What had she said a few minutes ago? He frowned in thought. /I have never believed in or even wanted a happily-ever-after. How foolish of me to have believed yesterday and this morning that I had found it after all./ She had been happy yesterday and this morning. Happily-ever-after happy.
Dear God!
She had been happy. But /of course /she had.
So had he.
21
VANESSA had expected her task of introducing her sisters to the /ton /to be an onerous one. She was as new to society as they were, after all, even if she /was /married to a viscount, heir to a dukedom. She knew practically nothing and no one.
But it turned out not to be very difficult after all. All that had been needed was her respectable position as a lady married to a gentleman of the /ton/. Elliott more than qualified in that role.
They were something of a curiosity, the three sisters. Vanessa because she had recently married one of England's most eligible bachelors.

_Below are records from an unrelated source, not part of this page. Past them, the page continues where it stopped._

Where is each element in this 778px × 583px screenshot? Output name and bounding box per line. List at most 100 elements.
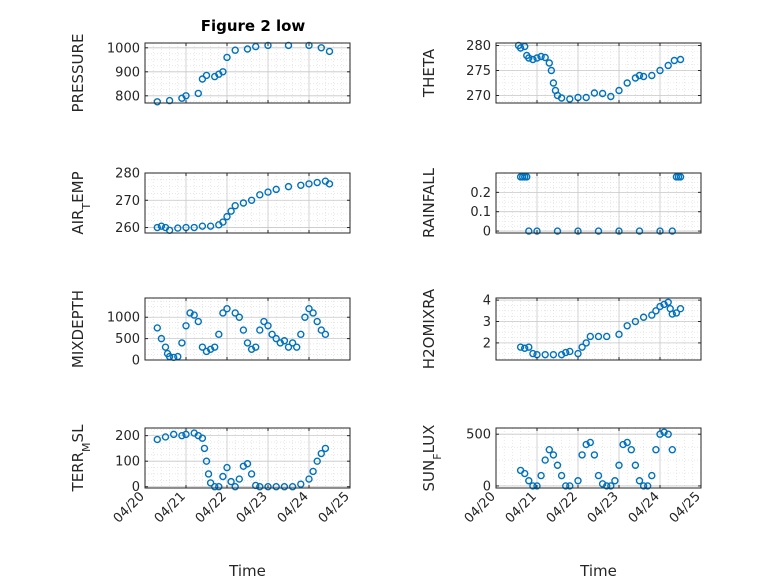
data-point [305,304,313,313]
data-point [603,482,611,490]
data-point [301,313,309,321]
y-axis-label: TERRMSL [69,424,93,493]
data-point [553,227,562,235]
data-point [182,322,190,330]
y-tick-label: 500 [115,332,140,347]
data-point [533,54,541,62]
data-point [557,94,566,102]
data-point [198,434,207,442]
data-point [194,89,203,98]
data-point [516,44,525,52]
y-axis-label: H2OMIXRA [420,288,438,369]
data-point [227,477,235,486]
data-point [529,55,537,64]
subplot-rainfall: 0 0.1 0.2 RAINFALL [420,167,702,240]
y-tick-label: 0 [132,354,140,369]
data-point [206,479,215,487]
data-point [529,349,537,358]
data-point [578,451,586,459]
y-tick-label: 4 [483,294,491,309]
data-point [664,298,672,306]
y-axis-label: THETA [420,48,438,98]
data-point [523,173,531,181]
data-point [206,222,215,230]
y-axis-label: SUNFLUX [420,425,444,492]
data-point [235,475,244,483]
data-point [590,89,599,97]
data-point [598,89,607,98]
data-point [639,313,648,321]
data-point [533,482,541,490]
data-point [549,79,558,87]
data-point [676,173,685,181]
y-axis-label: AIRTEMP [69,171,93,234]
data-point [284,182,293,191]
data-point [639,482,648,490]
data-point [219,68,227,76]
data-point [676,55,685,64]
data-point [590,451,599,459]
data-point [219,472,227,481]
data-point [656,66,664,75]
data-point [153,435,162,444]
data-point [194,317,203,326]
y-tick-label: 270 [466,89,491,104]
data-point [627,446,635,454]
data-point [317,326,325,334]
data-point [545,446,553,454]
x-axis-label: Time [228,562,266,580]
data-point [182,92,190,100]
y-tick-label: 0.2 [470,186,491,201]
data-point [574,477,582,485]
data-point [198,222,207,230]
data-point [623,79,631,87]
data-point [594,227,603,235]
data-point [165,96,174,105]
data-point [264,188,272,196]
data-point [521,469,529,478]
data-point [223,53,231,62]
y-axis-label: MIXDEPTH [69,290,87,368]
data-point [190,311,198,319]
data-point [272,334,280,343]
data-point [664,61,672,70]
data-point [525,343,533,351]
data-point [280,337,289,345]
y-tick-label: 1000 [107,311,140,326]
data-point [210,483,219,491]
data-point [594,332,603,341]
data-point [313,178,321,187]
data-point [190,223,198,232]
data-point [198,343,207,351]
data-point [231,483,239,491]
y-tick-label: 200 [115,429,140,444]
data-point [288,483,297,491]
data-point [305,180,313,188]
data-point [607,482,615,490]
subplot-pressure: 800 900 1000 PRESSURE [69,34,351,112]
data-point [603,332,611,341]
y-tick-label: 280 [466,39,491,54]
data-point [648,311,656,319]
data-point [529,482,537,490]
data-point [153,324,162,332]
data-point [321,330,330,339]
data-point [586,332,594,341]
data-point [260,317,268,326]
data-point [566,347,574,356]
data-point [210,343,219,351]
data-point [182,430,190,439]
axes-box [144,427,351,489]
data-point [153,223,162,232]
data-point [157,222,166,230]
data-point [198,75,207,83]
data-point [635,227,644,235]
axes-box [144,172,351,234]
data-point [648,71,656,80]
data-point [574,227,582,235]
data-point [227,207,235,215]
y-tick-label: 3 [483,315,491,330]
data-point [562,348,570,357]
data-point [611,477,619,485]
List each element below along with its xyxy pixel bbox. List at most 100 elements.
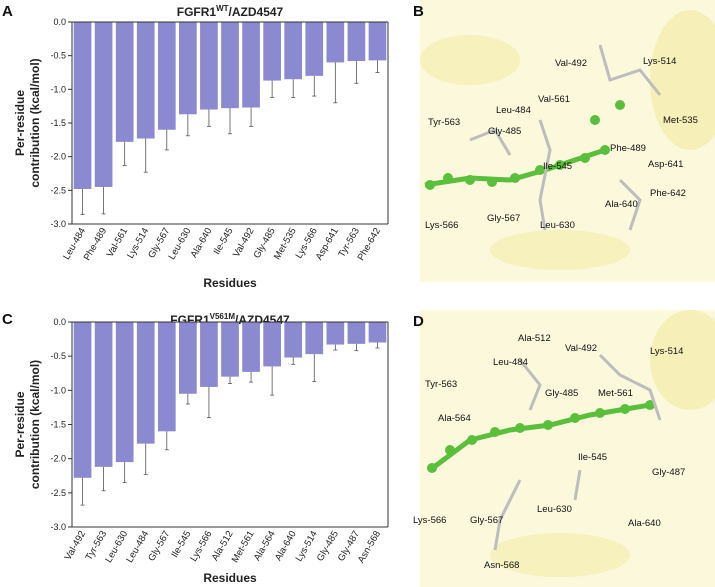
y-tick-label: -0.5 <box>50 351 66 361</box>
bar <box>179 22 197 115</box>
y-tick-label: 0.0 <box>53 17 66 27</box>
residue-label: Ala-512 <box>518 333 551 344</box>
y-tick-label: -1.0 <box>50 385 66 395</box>
residue-label: Gly-567 <box>487 213 520 224</box>
y-tick-label: -1.5 <box>50 118 66 128</box>
residue-label: Tyr-563 <box>425 379 457 390</box>
bar <box>368 22 387 61</box>
bar <box>115 322 134 463</box>
error-bar <box>185 114 190 137</box>
x-axis-label: Residues <box>203 276 257 290</box>
bar <box>368 322 387 343</box>
error-bar <box>122 141 127 166</box>
residue-label: Val-492 <box>555 58 587 69</box>
error-bar <box>206 386 211 419</box>
x-axis-label: Residues <box>203 571 257 585</box>
bar <box>305 322 324 355</box>
residue-label: Gly-485 <box>545 388 578 399</box>
bar <box>200 322 218 387</box>
error-bar <box>249 371 254 383</box>
bar <box>157 322 176 432</box>
bar <box>115 22 134 142</box>
bar <box>157 22 176 130</box>
y-axis-label: contribution (kcal/mol) <box>28 58 42 187</box>
bar <box>347 322 366 344</box>
error-bar <box>249 107 254 127</box>
error-bar <box>143 138 148 173</box>
bar <box>326 322 345 345</box>
bar <box>326 22 345 63</box>
residue-label: Ile-545 <box>543 161 572 172</box>
residue-label: Ala-640 <box>605 199 638 210</box>
error-bar <box>185 393 190 405</box>
title-part: WT <box>216 4 229 13</box>
error-bar <box>375 342 380 349</box>
y-tick-label: -2.5 <box>50 185 66 195</box>
error-bar <box>270 366 275 396</box>
y-tick-label: -2.5 <box>50 488 66 498</box>
residue-label: Leu-484 <box>493 357 528 368</box>
bar <box>94 322 113 467</box>
panel-label: C <box>2 311 13 328</box>
error-bar <box>354 343 359 352</box>
error-bar <box>228 376 232 384</box>
bar <box>221 322 239 377</box>
error-bar <box>122 462 127 483</box>
panel-label: B <box>413 3 424 20</box>
bar <box>73 22 92 189</box>
error-bar <box>164 431 169 451</box>
y-axis-label: Per-residue <box>13 90 27 156</box>
error-bar <box>375 60 380 73</box>
y-axis-label: contribution (kcal/mol) <box>28 360 42 489</box>
residue-label: Gly-487 <box>652 467 685 478</box>
bar <box>263 22 281 81</box>
residue-label: Leu-630 <box>537 504 572 515</box>
residue-label: Lys-514 <box>650 346 683 357</box>
error-bar <box>312 354 317 382</box>
error-bar <box>333 344 338 351</box>
error-bar <box>80 188 85 215</box>
panel-label: D <box>413 313 424 330</box>
panel-label: A <box>2 3 13 20</box>
y-tick-label: -2.0 <box>50 152 66 162</box>
residue-label: Lys-514 <box>643 56 676 67</box>
bar <box>136 22 155 139</box>
error-bar <box>270 80 275 98</box>
error-bar <box>354 61 359 84</box>
bar <box>347 22 366 62</box>
bar <box>94 22 113 187</box>
residue-label: Gly-485 <box>488 126 521 137</box>
bar <box>221 22 239 109</box>
y-tick-label: -1.0 <box>50 84 66 94</box>
residue-label: Ala-640 <box>628 518 661 529</box>
title-part: V561M <box>210 312 236 321</box>
y-tick-label: 0.0 <box>53 317 66 327</box>
bar <box>73 322 92 478</box>
y-axis-label: Per-residue <box>13 391 27 457</box>
residue-label: Phe-642 <box>650 188 686 199</box>
bar <box>305 22 324 76</box>
y-tick-label: -1.5 <box>50 420 66 430</box>
bar <box>179 322 197 394</box>
residue-label: Lys-566 <box>413 515 446 526</box>
y-tick-label: -3.0 <box>50 522 66 532</box>
title-part: /AZD4547 <box>229 5 284 19</box>
title-part: FGFR1 <box>177 5 217 19</box>
y-tick-label: -0.5 <box>50 51 66 61</box>
residue-label: Gly-567 <box>470 515 503 526</box>
bar <box>284 22 303 80</box>
error-bar <box>291 79 296 98</box>
error-bar <box>80 477 85 506</box>
residue-label: Ile-545 <box>578 452 607 463</box>
bar <box>284 322 303 358</box>
residue-label: Tyr-563 <box>428 117 460 128</box>
bar <box>200 22 218 110</box>
y-tick-label: -2.0 <box>50 454 66 464</box>
residue-label: Asp-641 <box>648 159 683 170</box>
residue-label: Leu-484 <box>496 105 531 116</box>
residue-label: Val-492 <box>565 343 597 354</box>
error-bar <box>101 466 106 492</box>
residue-label: Ala-564 <box>438 413 471 424</box>
bar-chart: A FGFR1WT/AZD4547 Per-residue contribution … <box>2 3 389 290</box>
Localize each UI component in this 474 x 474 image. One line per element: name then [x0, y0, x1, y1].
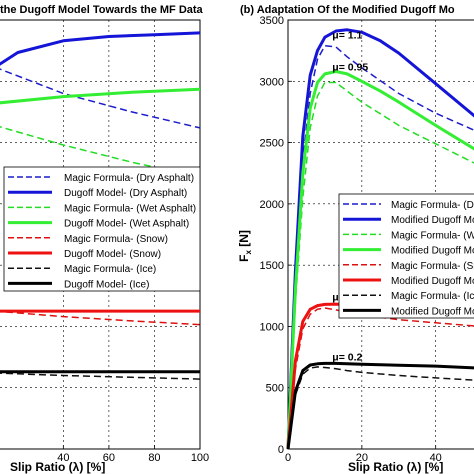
panel-b-y-tick-label: 1000: [260, 321, 284, 333]
panel-b-y-tick-label: 2000: [260, 199, 284, 211]
panel-b-title: (b) Adaptation Of the Modified Dugoff Mo: [240, 4, 455, 16]
panel-a-x-tick-label: 100: [191, 452, 209, 464]
panel-b-mu-annotation: μ= 0.2: [332, 352, 362, 364]
panel-b-legend-label-6: Magic Formula- (Ice: [391, 291, 474, 302]
panel-a-ticks: 40 60 80 100: [57, 445, 209, 464]
panel-b-legend-label-2: Magic Formula- (We: [391, 230, 474, 241]
panel-b-legend-label-5: Modified Dugoff Mo: [391, 276, 474, 287]
panel-a-legend-label-3: Dugoff Model- (Wet Asphalt): [64, 219, 189, 230]
panel-b-series-line-7: [286, 361, 474, 450]
panel-a-series-line-1: [0, 31, 201, 66]
panel-b-mu-annotation: μ= 1.1: [332, 29, 362, 41]
panel-b-legend-label-3: Modified Dugoff Mo: [391, 246, 474, 257]
panel-b-legend-label-1: Modified Dugoff Mo: [391, 215, 474, 226]
panel-b-ylabel-unit: [N]: [237, 230, 251, 250]
panel-b-legend: Magic Formula- (Dry Modified Dugoff Mo Mag…: [343, 200, 474, 317]
panel-b-legend-box: [338, 193, 474, 319]
panel-a-legend-label-1: Dugoff Model- (Dry Asphalt): [64, 188, 187, 199]
panel-a-x-tick-label: 40: [57, 452, 69, 464]
panel-b-ylabel: Fx [N]: [237, 230, 253, 262]
panel-a-xlabel: Slip Ratio (λ) [%]: [10, 460, 105, 474]
panel-b-xlabel: Slip Ratio (λ) [%]: [348, 460, 443, 474]
panel-b-series-line-1: [286, 28, 474, 450]
panel-b-y-tick-label: 3000: [260, 76, 284, 88]
panel-a-title: the Dugoff Model Towards the MF Data: [0, 4, 204, 16]
panel-b-mu-annotation: μ= 0.95: [332, 61, 368, 73]
panel-b-x-tick-label: 20: [356, 452, 368, 464]
panel-a-legend-label-0: Magic Formula- (Dry Asphalt): [64, 173, 194, 184]
panel-a-legend-box: [3, 166, 201, 292]
panel-a-series-line-3: [0, 87, 201, 105]
panel-b-x-tick-label: 0: [285, 452, 291, 464]
panel-b-legend-label-7: Modified Dugoff Mo: [391, 306, 474, 317]
panel-b-legend-label-0: Magic Formula- (Dry: [391, 200, 474, 211]
panel-a: the Dugoff Model Towards the MF Data 40 6…: [0, 4, 209, 474]
panel-b-y-tick-label: 3500: [260, 15, 284, 27]
panel-a-legend-label-7: Dugoff Model- (Ice): [64, 279, 149, 290]
panel-a-series-line-4: [0, 310, 201, 326]
panel-a-series-line-6: [0, 372, 201, 380]
panel-b-y-tick-label: 2500: [260, 138, 284, 150]
panel-a-legend-label-6: Magic Formula- (Ice): [64, 264, 156, 275]
panel-b-y-tick-label: 500: [266, 383, 284, 395]
panel-b-y-tick-label: 0: [278, 444, 284, 456]
panel-a-series-line-0: [0, 68, 201, 129]
panel-a-legend: Magic Formula- (Dry Asphalt) Dugoff Model…: [8, 173, 196, 290]
panel-b-ylabel-main: F: [237, 255, 251, 262]
panel-a-legend-label-4: Magic Formula- (Snow): [64, 234, 168, 245]
panel-b-y-tick-label: 1500: [260, 260, 284, 272]
panel-a-x-tick-label: 80: [148, 452, 160, 464]
panel-b-x-tick-label: 40: [430, 452, 442, 464]
panel-b-legend-label-4: Magic Formula- (Sno: [391, 261, 474, 272]
panel-b-series-line-3: [286, 70, 474, 450]
panel-a-x-tick-label: 60: [103, 452, 115, 464]
panel-b-ylabel-subscript: x: [244, 250, 253, 255]
panel-b: (b) Adaptation Of the Modified Dugoff Mo…: [237, 4, 474, 474]
panel-a-legend-label-5: Dugoff Model- (Snow): [64, 249, 161, 260]
panel-b-ticks: 0 20 40 0 500 1000 1500 2000 2500 3000 3500: [260, 15, 442, 464]
panel-a-legend-label-2: Magic Formula- (Wet Asphalt): [64, 203, 196, 214]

Margaret and Katherine because they were the sisters of the new Earl of Merton, who had turned out to be very youthful and very handsome and very attractive despite - or perhaps because of - a certain lack of town bronze. And Margaret and Katherine had the added attraction of being rare beauties.
The /ton, /Vanessa soon learned, was always avidly interested in seeing new faces, hearing new stories, getting wind of new scandals. The story of the new earl and his sisters having been found in a remote country village, living in a cottage smaller than most people's garden shed - the /ton /also had a strong tendency to hyperbole - captured the collective imagination and fed drawing-room conversations for a week or more. As did the fact that one of those sisters had captured the hand, if not the heart, of no less a personage than Viscount Lyngate. She was /not /a beauty, and therefore one must not suppose that it was a love match - though if it was not, it was strange that he had not married the /eldest /sister. And there was a positive swell of interest when word spread that Mrs. Bromley-Hayes had been dropped like a hot brick as Viscount Lyngate's mistress after she was seen in company with the viscountess one afternoon in Hyde Park.
The viscountess's prestige rose significantly.
The Huxtables were invited everywhere fashionable people were invited - to balls, soirees, concerts, picnics, Venetian breakfasts, dinners, theater parties… The list was endless. They could, in fact, have been busy merrymaking every day from morning to night. Well, perhaps not morning as they defined it. Most people slept until past noon, having danced or played cards or conversed or otherwise diverted themselves almost all night long.